As much as it pains me to say it, I gotta give credit where credit is due. Floyd Mayweather may be a deplorable human being in his personal life, but when it comes to the skill of boxing and being a clutch performer under the bright lights, you have to tip your hat to him. Having been a marquee fighter in some of the biggest fights in sports history, not just boxing history, he has remained undefeated in his long and storied career.
One of the things that Floyd did really well, likely better than almost anyone, is understand that the work is done ahead of time. When you do the work, log the hard miles, then you can relax and perform. Floyd was not a knockout artist, so he had to assume EVERY fight of his was going to go the distance. Ten, twelve, sometimes 15 three minute rounds is a really long time, and there is only one way you can be confident about being ready for that: DO THE WORK.
There was a famous story circulating for a while about how someone went to see Mayweather before one of his big fights at the end of his career, like a backstage pass sort of thing, and was being very respectful of Mayweather’s space and time in prep before his fight. Floyd would start a conversation with this person and after answering a question or two, would finish with “Well, I guess we should get going and let you do your thing…” and try to excuse themselves. Floyd wouldn’t have it, and finally he said “Look, I am either ready or I’m not. It’s too late to worry about it now.” That is a man who is supremely prepared for the event, and confident in his abilities.
What Mayweather had learned to do was to be most relaxed when everyone else would be at their most anxious. Instead of expending a bunch of energy before the fight, he was conserving energy by being relaxed. He knew he was ready; he had done the work to be prepared, and he trusted his skills to do the job. That is a tremendous lesson in preparing for battle. If you do the work, if you polish your skills, then you too can have the luxury of being relaxed right before your big event.
Another example of this was Marcelo Gracie, the infamous Brazilian Jujitsu practitioner. He grew quite a reputation as a fierce and fiery competitor at World Championship level tournaments. However, in complete contrast, many times he would be sleeping right up until moments before his next match. He had so much command over his mind and his emotions that he would be sleeping on the bleachers and someone would have to wake him to compete in his next match. By the time he got to the mat, he was in the right state of mind, calm and relaxed instead of hyped up trying to calm himself down. He could execute much more effectively in this frame of mind, and won many matches because of it.

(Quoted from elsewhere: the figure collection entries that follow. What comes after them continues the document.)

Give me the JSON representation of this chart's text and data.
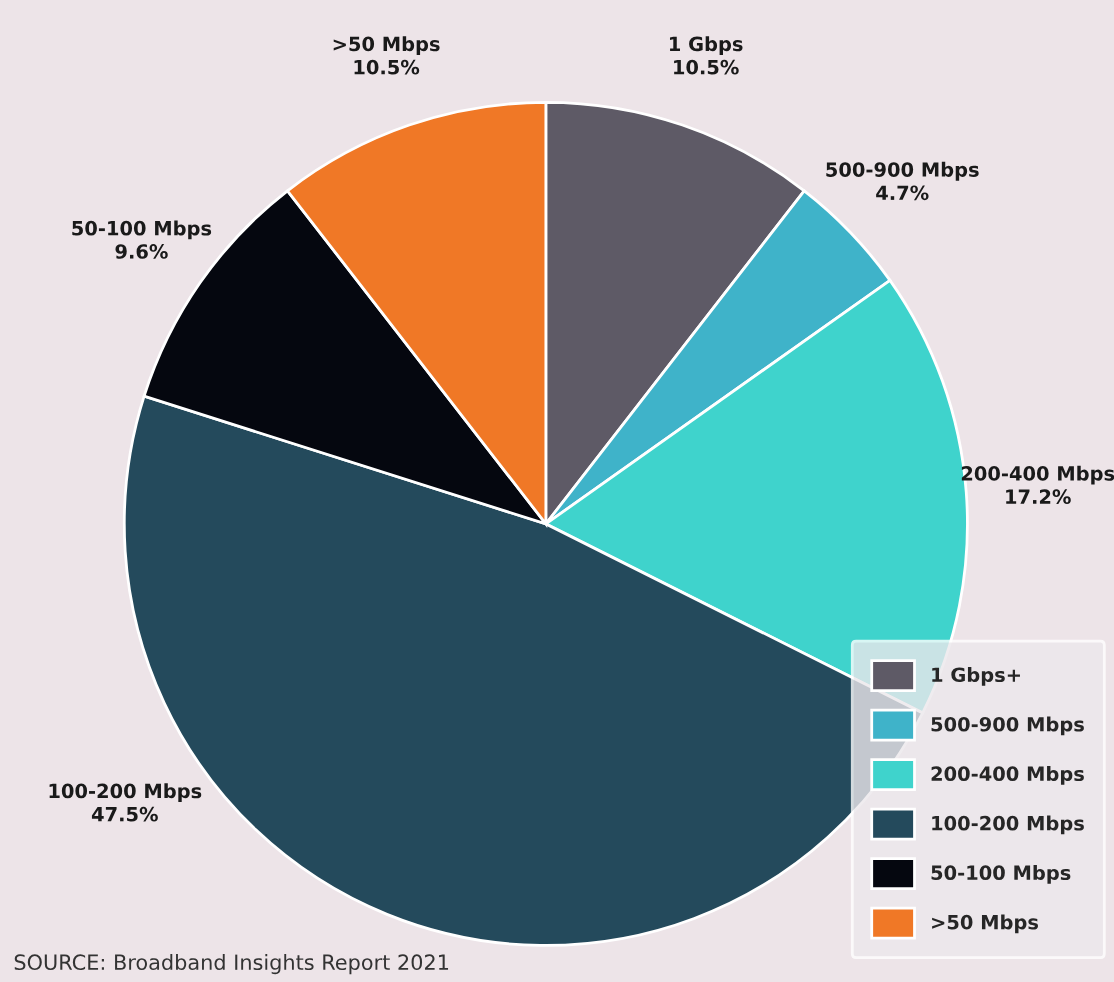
{
  "chart_data": {
    "type": "pie",
    "categories": [
      "1 Gbps+",
      "500-900 Mbps",
      "200-400 Mbps",
      "100-200 Mbps",
      "50-100 Mbps",
      ">50 Mbps"
    ],
    "values": [
      10.5,
      4.7,
      17.2,
      47.5,
      9.6,
      10.5
    ],
    "colors": [
      "#5e5a66",
      "#3fb3c9",
      "#3fd3cc",
      "#244a5c",
      "#05070f",
      "#f07826"
    ],
    "value_labels": [
      "1 Gbps\n10.5%",
      "500-900 Mbps\n4.7%",
      "200-400 Mbps\n17.2%",
      "100-200 Mbps\n47.5%",
      "50-100 Mbps\n9.6%",
      ">50 Mbps\n10.5%"
    ],
    "legend": "bottom right",
    "annotations": [
      "SOURCE: Broadband Insights Report 2021"
    ]
  }
}
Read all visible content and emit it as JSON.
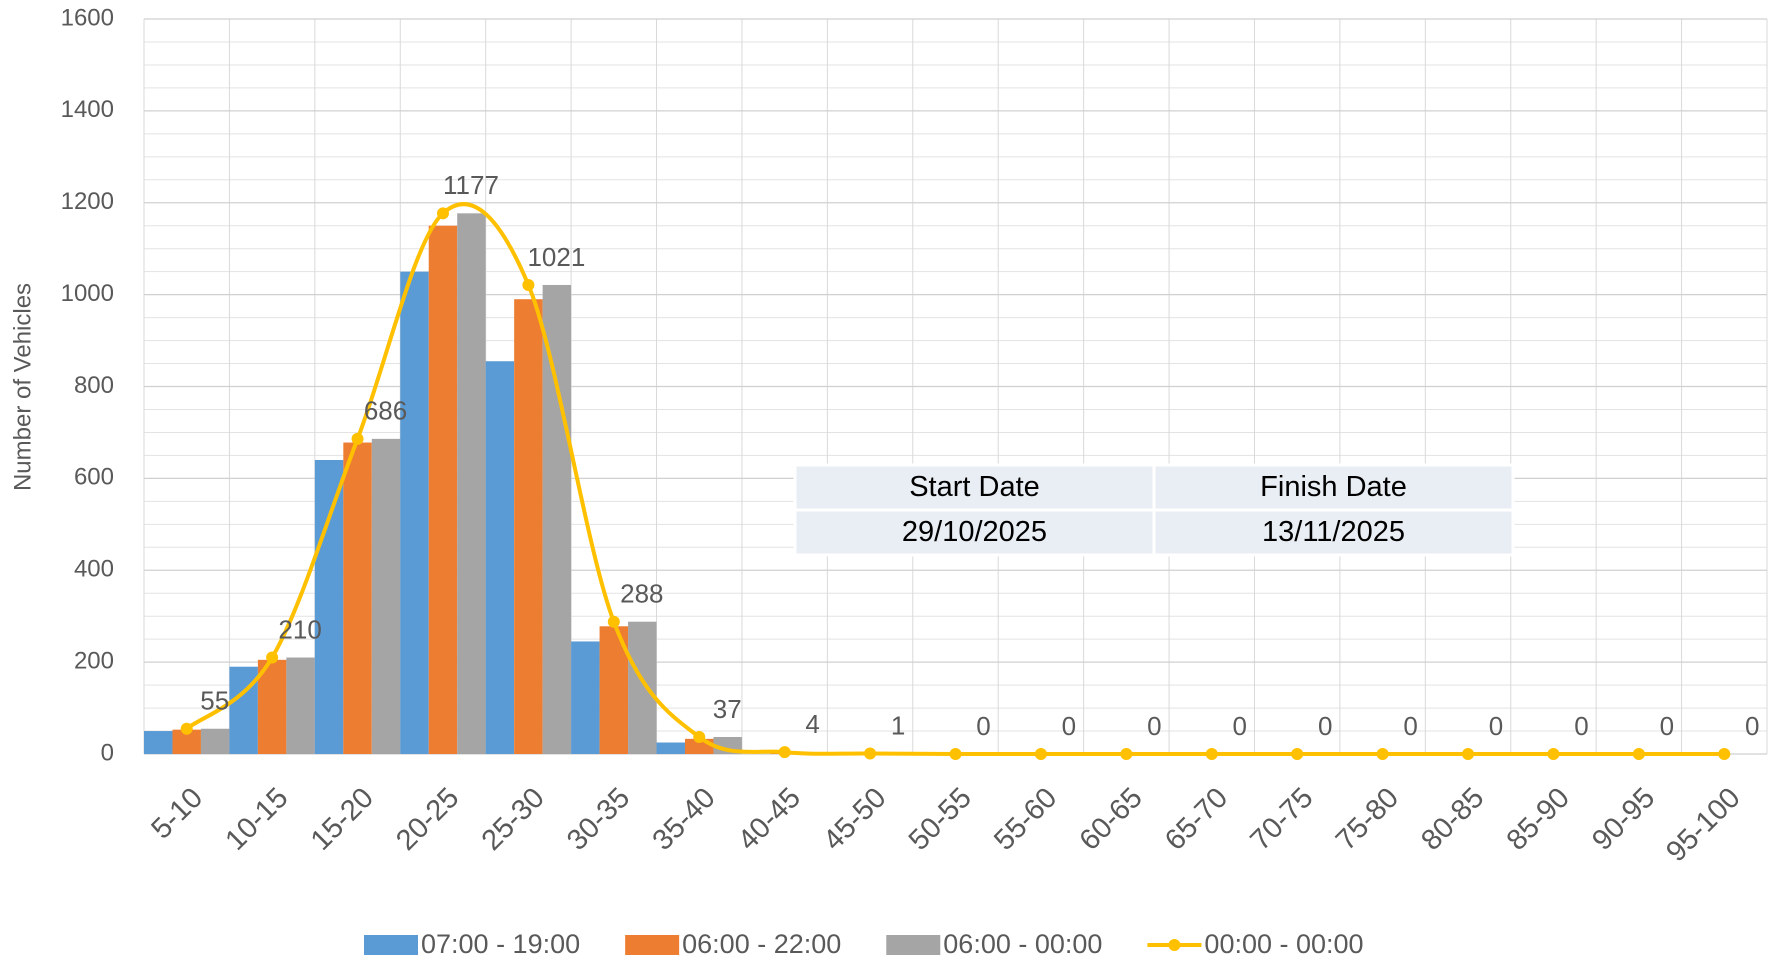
{
  "chart_data": {
    "type": "bar_line",
    "y_label": "Number of Vehicles",
    "categories": [
      "5-10",
      "10-15",
      "15-20",
      "20-25",
      "25-30",
      "30-35",
      "35-40",
      "40-45",
      "45-50",
      "50-55",
      "55-60",
      "60-65",
      "65-70",
      "70-75",
      "75-80",
      "80-85",
      "85-90",
      "90-95",
      "95-100"
    ],
    "series": [
      {
        "name": "07:00 - 19:00",
        "color": "#5b9bd5",
        "type": "bar",
        "values": [
          50,
          190,
          640,
          1050,
          855,
          245,
          25,
          0,
          0,
          0,
          0,
          0,
          0,
          0,
          0,
          0,
          0,
          0,
          0
        ]
      },
      {
        "name": "06:00 - 22:00",
        "color": "#ed7d31",
        "type": "bar",
        "values": [
          53,
          205,
          678,
          1150,
          990,
          278,
          33,
          3,
          1,
          0,
          0,
          0,
          0,
          0,
          0,
          0,
          0,
          0,
          0
        ]
      },
      {
        "name": "06:00 - 00:00",
        "color": "#a5a5a5",
        "type": "bar",
        "values": [
          55,
          210,
          686,
          1177,
          1021,
          288,
          37,
          4,
          1,
          0,
          0,
          0,
          0,
          0,
          0,
          0,
          0,
          0,
          0
        ]
      },
      {
        "name": "00:00 - 00:00",
        "color": "#ffc000",
        "type": "line",
        "values": [
          55,
          210,
          686,
          1177,
          1021,
          288,
          37,
          4,
          1,
          0,
          0,
          0,
          0,
          0,
          0,
          0,
          0,
          0,
          0
        ]
      }
    ],
    "ylim": [
      0,
      1600
    ],
    "yticks": [
      0,
      200,
      400,
      600,
      800,
      1000,
      1200,
      1400,
      1600
    ],
    "grid": true,
    "legend": "bottom",
    "info_table": {
      "headers": [
        "Start Date",
        "Finish Date"
      ],
      "values": [
        "29/10/2025",
        "13/11/2025"
      ]
    }
  }
}
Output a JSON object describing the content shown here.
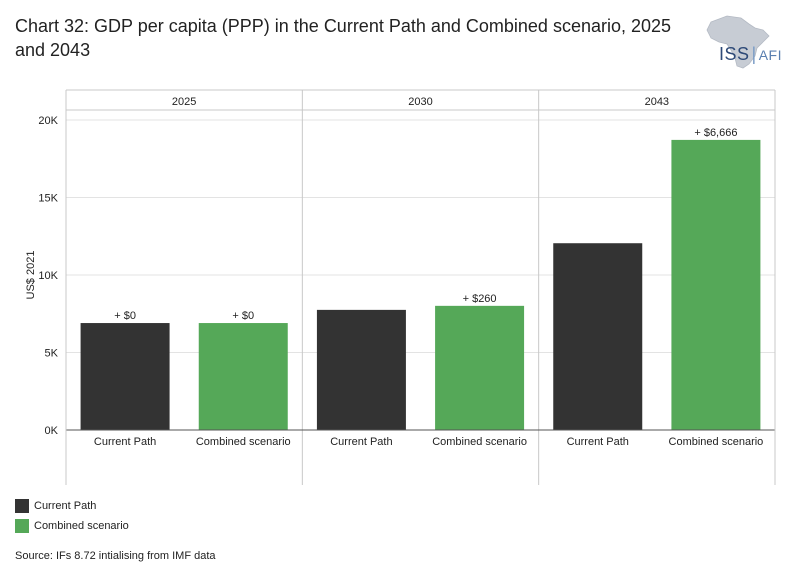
{
  "title": "Chart 32: GDP per capita (PPP) in the Current Path and Combined scenario, 2025 and 2043",
  "logo": {
    "main": "ISS",
    "suffix": "AFI",
    "icon": "africa-map-icon"
  },
  "colors": {
    "current_path": "#333333",
    "combined": "#55a858",
    "grid": "#e3e3e3",
    "frame": "#c8c8c8"
  },
  "chart_data": {
    "type": "bar",
    "ylabel": "US$ 2021",
    "ylim": [
      0,
      20000
    ],
    "yticks": [
      0,
      5000,
      10000,
      15000,
      20000
    ],
    "ytick_labels": [
      "0K",
      "5K",
      "10K",
      "15K",
      "20K"
    ],
    "grid": true,
    "panels": [
      {
        "year": "2025",
        "bars": [
          {
            "category": "Current Path",
            "value": 6900,
            "label": "+ $0"
          },
          {
            "category": "Combined scenario",
            "value": 6900,
            "label": "+ $0"
          }
        ]
      },
      {
        "year": "2030",
        "bars": [
          {
            "category": "Current Path",
            "value": 7750,
            "label": ""
          },
          {
            "category": "Combined scenario",
            "value": 8010,
            "label": "+ $260"
          }
        ]
      },
      {
        "year": "2043",
        "bars": [
          {
            "category": "Current Path",
            "value": 12050,
            "label": ""
          },
          {
            "category": "Combined scenario",
            "value": 18716,
            "label": "+ $6,666"
          }
        ]
      }
    ],
    "legend": [
      "Current Path",
      "Combined scenario"
    ],
    "legend_position": "bottom-left"
  },
  "source": "Source: IFs 8.72 intialising from IMF data"
}
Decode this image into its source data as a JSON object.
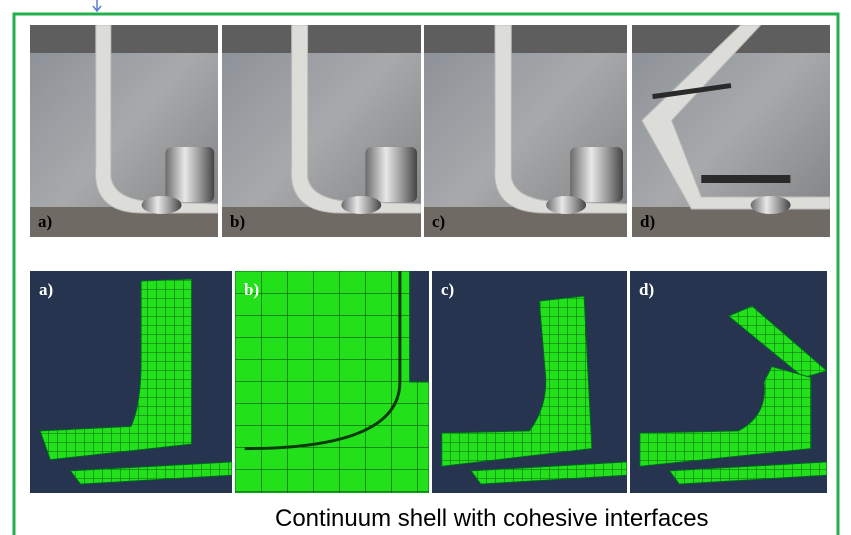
{
  "photos": {
    "labels": [
      "a)",
      "b)",
      "c)",
      "d)"
    ]
  },
  "simulations": {
    "labels": [
      "a)",
      "b)",
      "c)",
      "d)"
    ]
  },
  "caption": "Continuum shell with cohesive interfaces"
}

So what is the takeaway from this? Start taking naps right before that big meeting you have with a client next week? I don’t think so, if you aren’t already doing that I wouldn’t suggest starting now. But, if you can get into the calm mindset in advance of a big event, then you are well on your way to peak performance. Getting out of your own way is the biggest improvement to high performance you can add to your arsenal. In most cases, your mind is making things much worse, not better. You have spent years learning and perfecting your craft, and yet your mind doesn’t trust your body to perform. It wants to control the uncontrollable, prepare for every possible scenario ever, and in the process paralyze you into poor performance. Once you have a poor performance, your brain is convinced your body should not be in charge, and it takes over from there. That will be your downfall for sure.
Get out of your head, turn your judgmental brain off, and let your skills take over. That is why you have spent so much time perfecting the things you do, so that you can do them without thinking about it. Quiet your mind and let the performance play out.
You are ready, trust the work you’ve done. Let go. Relax, and dance like no one is watching.